Bolus tracking is a technique used in CT angiography to visualize vessels more clearly. This method individualizes the timing of a volume of contrast media delivery to a region of interest. The image is scanned once the region of interest reaches a certain level of contrast. This method of imaging is primarily used to evaluate arteries, such as the aorta, pulmonary artery, cerebral and carotid arteries. Images acquired from a bolus track, can be manipulated into a maximum intensity projection (MIP) or a volume rendered image (VRI).
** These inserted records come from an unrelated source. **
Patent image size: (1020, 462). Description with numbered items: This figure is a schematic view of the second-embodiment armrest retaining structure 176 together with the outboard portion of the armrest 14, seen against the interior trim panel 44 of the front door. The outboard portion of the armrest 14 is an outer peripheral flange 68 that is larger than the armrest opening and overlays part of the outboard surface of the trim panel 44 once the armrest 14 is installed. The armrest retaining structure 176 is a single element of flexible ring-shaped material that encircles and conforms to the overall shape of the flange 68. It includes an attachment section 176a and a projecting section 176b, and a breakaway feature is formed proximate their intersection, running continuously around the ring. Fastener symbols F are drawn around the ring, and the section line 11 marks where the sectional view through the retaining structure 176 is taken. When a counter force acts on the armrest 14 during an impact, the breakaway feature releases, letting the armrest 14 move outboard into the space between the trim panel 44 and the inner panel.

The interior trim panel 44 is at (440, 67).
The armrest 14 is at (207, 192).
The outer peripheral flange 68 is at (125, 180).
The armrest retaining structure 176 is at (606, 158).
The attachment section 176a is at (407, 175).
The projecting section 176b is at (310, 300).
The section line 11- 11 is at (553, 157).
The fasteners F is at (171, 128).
Maximum Intensity Projection (MIP)

MIP is a three dimensional processing method used in CT and MRI. Blood vessels in CT angiography data sets are best viewed as MIP images. This method of reformation takes the brightest pixels in the image volume and projects them into the final MIP. Since blood usually has a higher pixel intensity than other structures in the background, the blood vessels are displayed brighter than the background.

Segmentation

Segmentation is a process used to simplify and/or change the representation of an image into something that is more meaningful and easier to analyze. A label is assigned to every pixel in an image such that pixels with the same label share certain visual characteristics. Desired tissue is imaged while undesireable tissue can be removed.

Banding Artifacts

In transmission computed tomography, relative x-ray attenuation measurements are made at various angles around a patient's body. These input projection data are reconstructed to yield a cross-sectional view of internal structure. If the body section contains material that severely attenuates the x-ray beam, high-density bands that obliterate internal structure will be produced in the process of image reconstruction. A technique has been developed that removes this imaging artifact. The approach views the affected projection data as misinformation. These data are assigned new values, and image reconstruction is performed without changing existing hardware or software.

Pitch Effect

In spiral CT, errors may arise with an excessively high pitch factor. If pitch is increased while holding kVp, mA, and beam collimation constant, then table speed increases, mAs decreases, patient dose decreases, and either the effective slice width increases or the image noise increases. So for reducing the artifacts due to spiral rotation, we should decrease the pitch.

Scalloping Artifact

Scalloping artifact is due to the fact that the slice sensitivity profile is increased in spiral CT so that the partial volume artifacts become stronger. This type of artifact can arise in skull CT, where the skull diameter quickly changes its axial direction. Reducing the pitch factor makes the artifact less noticeable.

Misregistration Artifacts

Patient motion can cause misregistration artifacts within the image. Small motions can cause blurring and larger physical displacements produce artifacts that appear as double images or ghost images. Proper patient stabilization can prevent voluntary motion however, some involuntary motion may be unavoidable.

Stair stepping artifact

Stair stepping appear around the edges of structures in multiplanar and 3D reconstructions when wide collimation and non-overlapping reconstruction intervals are used. Virtually eliminated in multiplanar and 3D reconstructions of thin slice data from todays multi-slice scanners.